Netflix is now free to create a U.S. Facebook app that shares users' viewing history if they opt in, after the company successfully lobbied Congress to amend a 1988 law.
A Netflix spokesman said the company "will launch social features in the U.S." sometime in 2013. The law in question, called the Video Privacy Protection Act (VPPA), previously prohibited "a video tape service provider" from revealing customer information without the customer's written consent.
More than two decades later, the vague pre-Internet language left open questions: Does Netflix count as "a video tape service provider"? Can written consent be obtained via the Internet?
Those questions are now resolved, thanks to a VPPA amendment passed by Congress in December and signed into law by President Obama on Thursday.
Netflix and other companies may share users' video-streaming history on sites like Facebook if users opt in online. Users can choose on a case-by-case basis whether to share certain activity, and they can opt out at any time.
It's a coup for Netflix, which has worked hard to convince lawmakers to change VPPA.
The law arose from strange circumstances surrounding the failed Supreme Court nomination of Robert Bork (who died last month at age 85). While Bork's nomination hearings were taking place in 1987, a freelance writer for the Washington City Paper talked a video store clerk into giving him Bork's rental history.
The writer, Michael Dolan, later wrote that he was proving a point: "Bork said, Americans enjoy only those privacy protections conferred by legislation." Bork's rentals were unremarkable, but the City Paper published the list anyway. Lawmakers freaked, and Congress passed VPPA soon after.
But in a post-VHS world, the law was "ambiguous" and "confusing, Netflix argued in in a 2011 blog post. In an interview with CNNMoney last year, a company spokesman said Netflix wasn't sure if it was subject to VPPA, but "we'd rather be in compliance than risk stepping over the line."
With prodding from Netflix's lobbyists, most legislators agreed the law didn't work in the present day. Still, they tussled for more than a year over the best way to amend the law.

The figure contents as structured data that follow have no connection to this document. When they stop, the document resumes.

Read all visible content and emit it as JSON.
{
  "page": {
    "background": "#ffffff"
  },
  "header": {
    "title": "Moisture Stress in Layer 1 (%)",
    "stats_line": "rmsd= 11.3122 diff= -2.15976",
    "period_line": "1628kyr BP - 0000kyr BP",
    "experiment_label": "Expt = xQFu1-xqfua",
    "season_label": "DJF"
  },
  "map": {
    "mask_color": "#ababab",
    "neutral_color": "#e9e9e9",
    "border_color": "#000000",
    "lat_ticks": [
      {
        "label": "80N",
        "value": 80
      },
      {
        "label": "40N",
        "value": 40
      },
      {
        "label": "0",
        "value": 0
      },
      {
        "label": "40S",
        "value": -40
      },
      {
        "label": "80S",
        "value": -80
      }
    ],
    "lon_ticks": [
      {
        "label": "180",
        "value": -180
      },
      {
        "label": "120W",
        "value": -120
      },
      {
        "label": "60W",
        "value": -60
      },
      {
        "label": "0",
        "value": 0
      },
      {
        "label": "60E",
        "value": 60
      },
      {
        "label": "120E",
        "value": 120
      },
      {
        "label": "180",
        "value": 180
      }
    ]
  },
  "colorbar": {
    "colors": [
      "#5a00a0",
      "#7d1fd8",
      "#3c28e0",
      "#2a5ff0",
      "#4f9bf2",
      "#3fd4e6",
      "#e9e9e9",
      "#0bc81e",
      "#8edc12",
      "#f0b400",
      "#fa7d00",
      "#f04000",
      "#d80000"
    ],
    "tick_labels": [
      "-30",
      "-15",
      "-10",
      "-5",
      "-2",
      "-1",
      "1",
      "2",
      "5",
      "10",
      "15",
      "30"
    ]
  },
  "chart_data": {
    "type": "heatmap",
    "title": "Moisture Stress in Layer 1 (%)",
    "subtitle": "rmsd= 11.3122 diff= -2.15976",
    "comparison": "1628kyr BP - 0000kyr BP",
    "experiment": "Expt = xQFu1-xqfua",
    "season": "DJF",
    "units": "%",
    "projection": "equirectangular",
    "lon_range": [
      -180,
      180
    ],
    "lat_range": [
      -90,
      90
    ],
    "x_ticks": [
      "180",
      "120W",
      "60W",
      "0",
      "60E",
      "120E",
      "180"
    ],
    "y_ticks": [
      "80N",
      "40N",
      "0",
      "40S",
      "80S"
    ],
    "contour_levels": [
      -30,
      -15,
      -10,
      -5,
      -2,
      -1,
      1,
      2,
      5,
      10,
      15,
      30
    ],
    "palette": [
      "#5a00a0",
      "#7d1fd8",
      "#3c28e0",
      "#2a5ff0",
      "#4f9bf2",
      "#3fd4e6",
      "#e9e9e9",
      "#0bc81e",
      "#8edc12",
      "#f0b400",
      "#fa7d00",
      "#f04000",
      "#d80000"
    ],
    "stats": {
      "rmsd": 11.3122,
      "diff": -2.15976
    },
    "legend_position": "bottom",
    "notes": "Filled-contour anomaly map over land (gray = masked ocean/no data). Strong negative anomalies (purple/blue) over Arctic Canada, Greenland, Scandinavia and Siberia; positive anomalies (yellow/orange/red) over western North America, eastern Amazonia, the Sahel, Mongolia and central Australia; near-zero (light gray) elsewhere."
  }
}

The House of Representatives passed an amendment in December 2011, but the proposed method of consent met resistance with Senate Democrats. They felt the usual "click here to give us all your data" disclosure that most apps use wouldn't go far enough.
"A one-time check off that has the effect of an all-time surrender of privacy does not seem to me the best course for consumers," Sen. Patrick Leahy, a Democrat from Vermont, said at a hearing about that House amendment in January 2012.
To address those concerns, the Senate added language to the final version of the amendment requiring that companies provide "an opportunity, in a clear and conspicuous manner, for the consumer to withdraw [sharing consent] on a case-by-case basis or to withdraw from ongoing disclosures."
Now the road is clear for a Facebook app for U.S. Netflix users.
The company is surely relishing the change, but the VPPA has caused it other headaches, too. Last year, the company disclosed that it paid $9 million to settle a lawsuit from customers who alleged that Netflix didn't delete their personal account data after one year -- another provision of VPPA.